In den letzten Tagen ging Beppi dann auch immer mehr dazu über, für längere Zeit wegzufliegen. Wahrscheinlich war sie auf Nahrungssuche für sich selbst. Wenn sie noch am Nest war, dann schaute sie auch nicht mehr unter sich oder war mit etwas auf dem Boden des Nestes beschäftigt. Oft stand sie einfach nur lange auf dem Nest und blickte abwechseln in alle Richtungen, so als warte sie auf etwas oder jemanden. Ich weiß, ich vermenschliche schon wieder, aber genauso hat es nun mal ausgesehen. Ich frage mich, was in so einem Tier vorgeht. Ob Beppi ihren Partner vermisst? Wahrscheinlich schon. Ob sie aber um ihre Jungen trauert — ich weiß es nicht. Ich nehme an, dass ihr eigener Überlebensinstinkt stärker ist als alles andere. So ist es bei dem meisten Menschen ja auch.

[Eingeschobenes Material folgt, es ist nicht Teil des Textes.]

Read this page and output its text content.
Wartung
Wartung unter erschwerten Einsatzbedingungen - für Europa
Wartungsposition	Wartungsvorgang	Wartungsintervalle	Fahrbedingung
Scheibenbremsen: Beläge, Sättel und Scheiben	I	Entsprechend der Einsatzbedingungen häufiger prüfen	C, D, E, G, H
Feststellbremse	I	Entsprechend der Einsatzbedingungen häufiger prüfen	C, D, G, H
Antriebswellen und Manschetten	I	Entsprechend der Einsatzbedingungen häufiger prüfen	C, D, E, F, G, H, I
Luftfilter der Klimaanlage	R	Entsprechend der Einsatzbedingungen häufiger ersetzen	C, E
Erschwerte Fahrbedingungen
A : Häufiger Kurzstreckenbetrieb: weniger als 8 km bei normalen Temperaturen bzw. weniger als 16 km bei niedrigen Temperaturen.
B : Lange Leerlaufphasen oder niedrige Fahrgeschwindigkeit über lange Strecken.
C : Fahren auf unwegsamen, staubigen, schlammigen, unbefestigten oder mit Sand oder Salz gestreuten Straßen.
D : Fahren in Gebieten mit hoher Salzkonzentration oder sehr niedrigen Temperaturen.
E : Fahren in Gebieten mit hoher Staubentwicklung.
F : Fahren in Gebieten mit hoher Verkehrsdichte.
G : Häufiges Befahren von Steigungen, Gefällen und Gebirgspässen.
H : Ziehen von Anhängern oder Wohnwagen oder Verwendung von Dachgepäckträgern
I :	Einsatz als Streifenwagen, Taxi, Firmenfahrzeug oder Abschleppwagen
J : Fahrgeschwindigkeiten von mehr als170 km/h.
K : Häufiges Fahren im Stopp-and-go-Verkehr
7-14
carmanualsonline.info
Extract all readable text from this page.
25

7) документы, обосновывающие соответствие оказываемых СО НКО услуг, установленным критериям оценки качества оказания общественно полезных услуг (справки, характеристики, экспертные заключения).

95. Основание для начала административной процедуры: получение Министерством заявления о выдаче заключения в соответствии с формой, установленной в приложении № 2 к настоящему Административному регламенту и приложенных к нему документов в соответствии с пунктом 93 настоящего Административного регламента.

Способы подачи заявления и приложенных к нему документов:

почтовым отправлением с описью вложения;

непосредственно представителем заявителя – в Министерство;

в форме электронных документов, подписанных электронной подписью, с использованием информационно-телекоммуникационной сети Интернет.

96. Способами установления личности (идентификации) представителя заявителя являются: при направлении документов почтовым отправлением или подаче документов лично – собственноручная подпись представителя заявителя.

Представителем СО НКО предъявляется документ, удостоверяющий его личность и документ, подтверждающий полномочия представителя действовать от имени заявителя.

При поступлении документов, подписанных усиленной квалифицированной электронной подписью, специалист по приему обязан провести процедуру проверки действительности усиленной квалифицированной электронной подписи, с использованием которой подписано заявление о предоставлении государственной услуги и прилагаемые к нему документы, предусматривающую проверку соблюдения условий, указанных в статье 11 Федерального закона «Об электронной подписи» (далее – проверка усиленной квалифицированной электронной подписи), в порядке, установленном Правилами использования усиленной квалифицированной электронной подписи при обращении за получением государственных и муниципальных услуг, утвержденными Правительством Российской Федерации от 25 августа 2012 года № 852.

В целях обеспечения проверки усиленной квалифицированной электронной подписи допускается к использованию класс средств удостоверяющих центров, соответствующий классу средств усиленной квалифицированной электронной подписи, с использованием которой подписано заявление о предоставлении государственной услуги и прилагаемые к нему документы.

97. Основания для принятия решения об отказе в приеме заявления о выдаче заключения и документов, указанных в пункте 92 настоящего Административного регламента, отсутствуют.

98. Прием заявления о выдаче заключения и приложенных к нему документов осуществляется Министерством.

Seit dem vergangenen Sonntag ist nun auch Beppi fort und das Nest verlassen. Vielleicht ist sie schon zurück nach Afrika geflogen oder wo immer sie überwintern mag. Vielleicht ist sie aber auch noch in der Nähe, auch wenn sie nicht mehr zum Nest zurückkehrt. Vielleicht hat sie sich aber auch einer Schar Störche angeschlossen, die ab und zu hier auf den Feldern ebenfalls nach Nahrung suchten. Bei diesen Störchen handelt es sich um eine Gruppe von acht Störchen die entweder zu jung zur Paarung sind oder alle einem Geschlecht angehören und keinen Partner, bzw. keine Partnerin, gefunden haben. Über solche Gruppen von Störchen habe ich auch nichts im Internet finden können, entsprechend sind dies auch nur meine logischen Schlussfolgerungen, weil ich weiß, das Störche außerhalb der Brutzeit auch in größeren Gruppen zusammenleben.* Jedenfalls — wo auch immer Beppi nun sein mag, sie wird sich wohl einen neuen Partner suchen — spätestens nächstes Jahr auf dem Weg zurück nach Europa. Ich wünsche ihr jedenfalls alles Gute, allerdings hoffe ich inständig, dass sie nicht wieder hierher zurückkehren wird und ich hoffe auch, dass dieses Storchennest nie wieder belegt sein wird!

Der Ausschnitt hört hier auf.